LATE one night in the cavernous Johannesburg hall where world leaders
were holding their World Summit on Sustainable Development, I ran into the
well-dressed Mohsen Esperi, Iran's delegate in charge of energy issues.
I asked him why his country was opposing the proposed summit target of
a 10 percent increase in renewable energy. He replied that Iran only wanted
balance. I asked him to explain and he simply responded: ``I love oil.''
Then he turned and walked toward his colleagues from Iraq and Saudi Arabia.
Ironically, at this world summit, the United States and two of the ``Axis
of Evil'' countries -- Iraq and Iran -- were joined tightly together in opposing
significant expansion of solar energy and other renewable energy technologies.
This same ``Axis of Evil'' joined Washington in also opposing summit language
that U.S. delegates thought might be construed as protecting a woman's right
to choose whether or not to continue a pregnancy.
While there were hundreds of speeches on sustainability, two of the most
basic requirements for preserving global well-being -- women's full empowerment
and renewable energy -- were deprived of vital support because of the unholy
alliance between OPEC nations and Bush administration hard-liners.
Outside of the more extreme fundamentalists, two things in this world
are taken as obviously crucial: Stabilize the global climate and slow population
growth through empowerment of women.
The business-as-usual scenario projects a world of 9 billion to 11 billion
people inhabiting an increasingly unstable world of gyrating climate changes.
The international delegates in Johannesburg did embrace a summit commitment
to halve the number of people who live without clean water and decent sanitation.
That is important and long overdue. But, at the same time, they refused to
make any bold moves that would put the world on a path toward genuine sustainability.
That would have required substantial investments in solar, wind and biomass, and a great push for energy efficiency.
The costs of renewable sources are coming down, but not fast enough to
permit rapid and widespread use. For this to happen, subsidies are needed
to create the needed economies of scale. Several nations at the summit, together
with dozens of energy activists, called for a Solar Investment Fund and a
10 percent renewable energy target -- 10 percent of world energy use from
renewable sources by 2015.
The beauty of this proposal was that it would transfer clean energy technology
to hundreds of millions of poor people who live without any electricity in
remote areas of Africa and Asia.
By helping in this way those who live on less than a dollar a day, the
rich world would help those most in need, protect the environment and bring
down the costs of solar and other renewable fuels so that people everywhere
would be able to make the transition to a clean energy future.

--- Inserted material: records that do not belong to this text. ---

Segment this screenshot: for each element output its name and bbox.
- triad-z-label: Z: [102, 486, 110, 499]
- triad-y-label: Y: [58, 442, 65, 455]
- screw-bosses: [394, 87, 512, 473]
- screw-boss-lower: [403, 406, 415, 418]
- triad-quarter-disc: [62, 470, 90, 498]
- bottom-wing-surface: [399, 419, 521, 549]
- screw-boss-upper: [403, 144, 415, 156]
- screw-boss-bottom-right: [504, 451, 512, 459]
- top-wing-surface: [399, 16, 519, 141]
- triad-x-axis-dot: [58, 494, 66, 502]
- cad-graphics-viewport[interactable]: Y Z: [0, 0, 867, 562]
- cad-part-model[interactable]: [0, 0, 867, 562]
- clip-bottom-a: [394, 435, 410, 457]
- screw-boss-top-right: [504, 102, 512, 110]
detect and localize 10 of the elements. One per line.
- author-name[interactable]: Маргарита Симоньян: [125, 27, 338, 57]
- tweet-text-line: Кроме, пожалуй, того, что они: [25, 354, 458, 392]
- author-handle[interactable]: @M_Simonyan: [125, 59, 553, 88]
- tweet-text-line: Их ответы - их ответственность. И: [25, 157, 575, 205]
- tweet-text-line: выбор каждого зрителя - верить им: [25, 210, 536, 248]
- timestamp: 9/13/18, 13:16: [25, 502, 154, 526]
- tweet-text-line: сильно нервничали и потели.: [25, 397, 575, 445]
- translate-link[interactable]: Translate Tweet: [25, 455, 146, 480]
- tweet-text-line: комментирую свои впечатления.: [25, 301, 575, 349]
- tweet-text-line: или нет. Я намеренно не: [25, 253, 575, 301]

Yes, it would require billions of dollars, but this is a fraction of the
current worldwide subsidies given to oil and coal production, which could
and should be reduced to free up the necessary funds.
The world is at a crossroads. The kind of thinking that put us where we
are will be totally inadequate to take us where we must go. The World Summit
on Sustainable Development offered that opportunity, but our leaders missed
it -- to our country's detriment and to the benefit of oil-producing nations,
some of whom we identify as the ``Axis of Evil.''
Jerry Brown, a former California governor, is now mayor of Oakland.